The Egyptian Minister of Petroleum and Mineral Resources, Tarek El Molla, stated that Egypt is studying every possible method including increasing prices in order to reduce fuel subsidy’s expenditure in fiscal year 2016/2017, reported Al Borsa.

The amount allocated for oil subsidies in the country’s current budget stands at EGP 35b. However, Petroleum Expert, Mohamed Shoeib, expects that the cost of subsidies will eventually increase due to the volatile currency exchange rates and the possibility of EGP devaluation.

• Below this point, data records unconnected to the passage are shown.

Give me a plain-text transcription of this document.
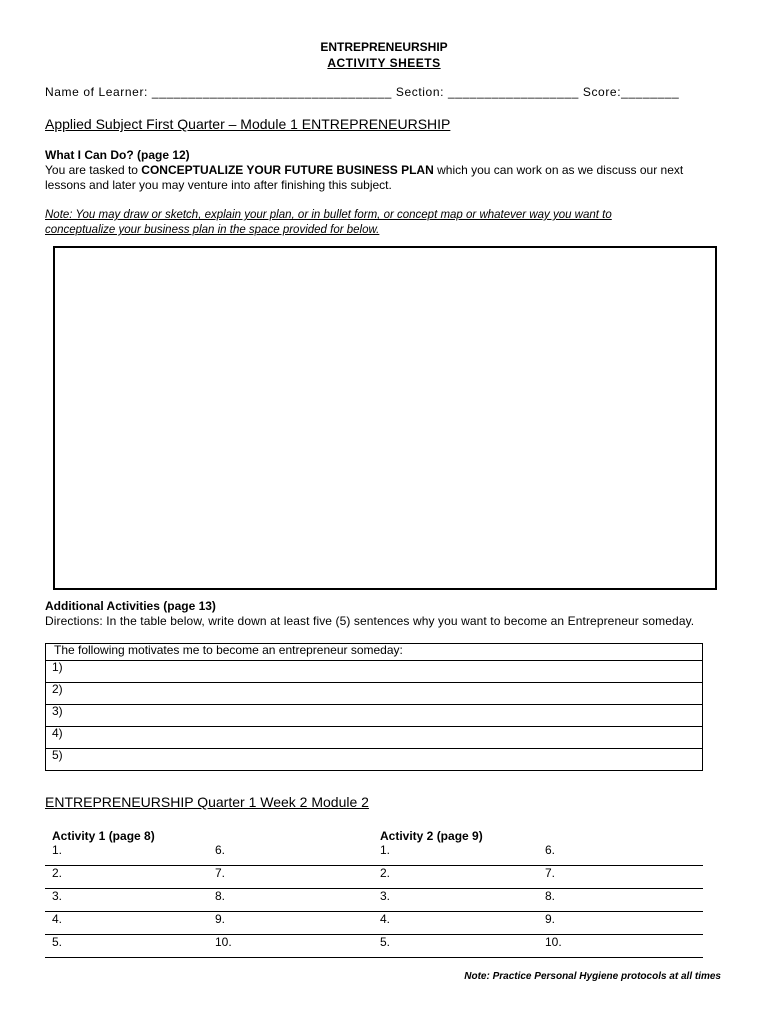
ENTREPRENEURSHIP
ACTIVITY SHEETS
Name of Learner: _________________________________ Section: __________________ Score:________
Applied Subject First Quarter – Module 1 ENTREPRENEURSHIP
What I Can Do? (page 12)
You are tasked to CONCEPTUALIZE YOUR FUTURE BUSINESS PLAN which you can work on as we discuss our next lessons and later you may venture into after finishing this subject.
Note: You may draw or sketch, explain your plan, or in bullet form, or concept map or whatever way you want to conceptualize your business plan in the space provided for below.
Additional Activities (page 13)
Directions: In the table below, write down at least five (5) sentences why you want to become an Entrepreneur someday.
The following motivates me to become an entrepreneur someday:
1)
2)
3)
4)
5)
ENTREPRENEURSHIP Quarter 1 Week 2 Module 2
Activity 1 (page 8)	Activity 2 (page 9)
1.	6.	1.	6.
2.	7.	2.	7.
3.	8.	3.	8.
4.	9.	4.	9.
5.	10.	5.	10.
Note: Practice Personal Hygiene protocols at all times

This comes on the heels of the IMF’s announcement that the $2.5b first tranche of the fund’s $12b loan will be made available to Egypt after the IMF’s executive board reviews the program, with the country’s funding package being presented by the end of October or early November. Furthermore, the fund’s Managing Director, Christine Lagarde, stated on the that “the IMF needs to evaluate the economic reforms of the Egyptian government,” as Egypt almost completed the required measures for the loan, yet some actions related to the exchange rate and subsidies are still pending.

In related news, Minister, Tarek El Molla, stated that Egypt’s fuel subsidies decreased during fiscal year 2015/2016 by 28.7% from the year before, as the country aims to reduce costly energy assistance that consume a large portion of the state budget.